By Célia Barathier
Harbour porpoises are the subject of very few studies in the St. Lawrence and are therefore much less known than some other whales. So, let’s give them the credit they deserve with what makes them special and what we know about them!
Small, discreet whales
Rather discrete, porpoises are the smallest toothed whales in the St. Lawrence: they measure between 1.3 and 2 metres long, though generally less than 1.8 metres, making them comparable to humans in size. On the other hand, female porpoises are believed to be slightly longer than their male counterparts. These whales are also famous for the noise they make when they breath! This has earned them their French name marsouin, which comes from the Swedish or Danish marsvinor Dutch meerswijnand means “sea pig”. These cetaceans are part of the family Phocoenidae and not Delphinidae. Compared to dolphins, their snout is much more rounded and their teeth are spatula-shaped.
Most of the time, what we see of them is their dark, triangular-shaped dorsal fin. Porpoises also on occasion jump in the waves, showing their heads and parts of their bodies. This fast swimming technique used by porpoises (and other small cetaceans) allows them to save energy. Incidentally, this type of swimming is nicknamed “porpoising” in reference to these animals.
Their speed is not just limited to swimming, but also to their life in general! In fact, at no more than 20 years, porpoises have the shortest life expectancy of any of the whales in the St. Lawrence. Thus there is one motivation that predominates for both sexes: to reproduce! For males, the strategy consists of competition by means of sperm. Their goal: to produce more sperm in order to inseminate several females or the same female multiple times. So in this sense they are well equipped! During the breeding season, the testicles of a bull porpoise can represent 4 to 7% of its body weight: a 45 kg porpoise can have testicles weighing 3 kg (and a 75 kg animal… 5 kg)! Additionally, proportional to their size – which, as you might recall, is comparable to the height of a human – males have a penis that measures about 50 cm long! Females can give birth every year. They are among the few cetaceans that can nurse one calf while being pregnant with another! Further, births occur in spring and summer, making them one of just two cetacean species (the other being the beluga) that calve in the St. Lawrence.

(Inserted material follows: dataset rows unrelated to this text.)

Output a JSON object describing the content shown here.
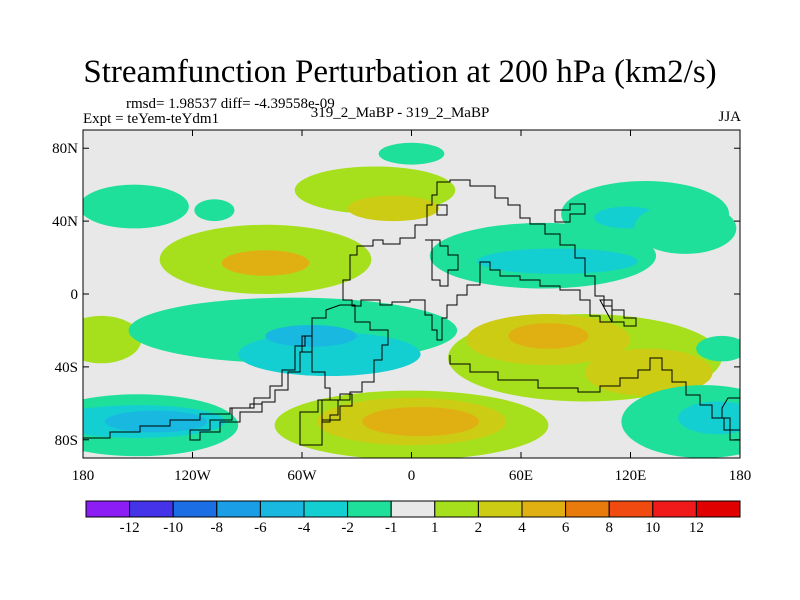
{
  "title": "Streamfunction Perturbation at 200 hPa (km2/s)",
  "subtitle_left_top": "rmsd= 1.98537 diff= -4.39558e-09",
  "subtitle_left": "Expt = teYem-teYdm1",
  "subtitle_center": "319_2_MaBP - 319_2_MaBP",
  "subtitle_right": "JJA",
  "chart_data": {
    "type": "heatmap",
    "title": "Streamfunction Perturbation at 200 hPa (km2/s)",
    "field": "200 hPa streamfunction perturbation",
    "units": "km2/s",
    "season": "JJA",
    "xlim": [
      -180,
      180
    ],
    "ylim": [
      -90,
      90
    ],
    "xticks": [
      {
        "value": -180,
        "label": "180"
      },
      {
        "value": -120,
        "label": "120W"
      },
      {
        "value": -60,
        "label": "60W"
      },
      {
        "value": 0,
        "label": "0"
      },
      {
        "value": 60,
        "label": "60E"
      },
      {
        "value": 120,
        "label": "120E"
      },
      {
        "value": 180,
        "label": "180"
      }
    ],
    "yticks": [
      {
        "value": 80,
        "label": "80N"
      },
      {
        "value": 40,
        "label": "40N"
      },
      {
        "value": 0,
        "label": "0"
      },
      {
        "value": -40,
        "label": "40S"
      },
      {
        "value": -80,
        "label": "80S"
      }
    ],
    "colorbar": {
      "labels": [
        "-12",
        "-10",
        "-8",
        "-6",
        "-4",
        "-2",
        "-1",
        "1",
        "2",
        "4",
        "6",
        "8",
        "10",
        "12"
      ],
      "colors": [
        "#8c1df5",
        "#4433e8",
        "#1c6ee5",
        "#1a9ee6",
        "#18b8e0",
        "#14cfd1",
        "#1ee09a",
        "#e8e8e8",
        "#a6e01c",
        "#cccc14",
        "#e0b012",
        "#e87b0c",
        "#f04a10",
        "#f01a1a",
        "#e00000"
      ]
    },
    "features": [
      {
        "lon": -152,
        "lat": 48,
        "rx": 30,
        "ry": 12,
        "value": -1.5
      },
      {
        "lon": -108,
        "lat": 46,
        "rx": 11,
        "ry": 6,
        "value": -1.5
      },
      {
        "lon": -20,
        "lat": 57,
        "rx": 44,
        "ry": 13,
        "value": 1.5
      },
      {
        "lon": -10,
        "lat": 47,
        "rx": 25,
        "ry": 7,
        "value": 2.5
      },
      {
        "lon": 0,
        "lat": 77,
        "rx": 18,
        "ry": 6,
        "value": -1.5
      },
      {
        "lon": -80,
        "lat": 19,
        "rx": 58,
        "ry": 19,
        "value": 1.5
      },
      {
        "lon": -80,
        "lat": 17,
        "rx": 24,
        "ry": 7,
        "value": 4.5
      },
      {
        "lon": 72,
        "lat": 21,
        "rx": 62,
        "ry": 18,
        "value": -1.5
      },
      {
        "lon": 80,
        "lat": 18,
        "rx": 44,
        "ry": 7,
        "value": -2.5
      },
      {
        "lon": 128,
        "lat": 44,
        "rx": 46,
        "ry": 18,
        "value": -1.5
      },
      {
        "lon": 118,
        "lat": 42,
        "rx": 18,
        "ry": 6,
        "value": -2.5
      },
      {
        "lon": 150,
        "lat": 36,
        "rx": 28,
        "ry": 14,
        "value": -1.5
      },
      {
        "lon": -170,
        "lat": -25,
        "rx": 22,
        "ry": 13,
        "value": 1.5
      },
      {
        "lon": -65,
        "lat": -20,
        "rx": 90,
        "ry": 18,
        "value": -1.5
      },
      {
        "lon": -45,
        "lat": -33,
        "rx": 50,
        "ry": 12,
        "value": -2.5
      },
      {
        "lon": -55,
        "lat": -23,
        "rx": 25,
        "ry": 6,
        "value": -4.5
      },
      {
        "lon": 95,
        "lat": -35,
        "rx": 75,
        "ry": 24,
        "value": 1.5
      },
      {
        "lon": 75,
        "lat": -25,
        "rx": 45,
        "ry": 14,
        "value": 2.5
      },
      {
        "lon": 75,
        "lat": -23,
        "rx": 22,
        "ry": 7,
        "value": 4.5
      },
      {
        "lon": 130,
        "lat": -43,
        "rx": 35,
        "ry": 13,
        "value": 2.5
      },
      {
        "lon": 170,
        "lat": -30,
        "rx": 14,
        "ry": 7,
        "value": -1.5
      },
      {
        "lon": -150,
        "lat": -72,
        "rx": 55,
        "ry": 17,
        "value": -1.5
      },
      {
        "lon": -150,
        "lat": -70,
        "rx": 48,
        "ry": 9,
        "value": -2.5
      },
      {
        "lon": -140,
        "lat": -70,
        "rx": 28,
        "ry": 6,
        "value": -4.5
      },
      {
        "lon": 0,
        "lat": -72,
        "rx": 75,
        "ry": 19,
        "value": 1.5
      },
      {
        "lon": 0,
        "lat": -70,
        "rx": 52,
        "ry": 13,
        "value": 2.5
      },
      {
        "lon": 5,
        "lat": -70,
        "rx": 32,
        "ry": 8,
        "value": 4.5
      },
      {
        "lon": 160,
        "lat": -70,
        "rx": 45,
        "ry": 20,
        "value": -1.5
      },
      {
        "lon": 168,
        "lat": -68,
        "rx": 22,
        "ry": 9,
        "value": -2.5
      }
    ],
    "landmask_outline": "blocky continental outlines (Eurasia, Africa, South America, Australia) from model land-sea mask"
  }
}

Plagued by a number of issues
On at least two occasions – most recently last year –a white porpoise was seen in the Estuary! This is surprising, as they are usually dark in colour. These white porpoises are probably affected by albinism or leucism, which can also be observed in other cetaceans. These two diseases affect the pigmentation of the skin, either by a lack of production or the underproduction of the pigment melanin.
Porpoises can get caught in fishing nets and drown, which is one of the causes of mortality in these whales. Can they also fall prey to grey seals? A study conducted in the North Sea has shown that grey seals are the source of bite marks on porpoises, but nothing has yet been proven for the St. Lawrence.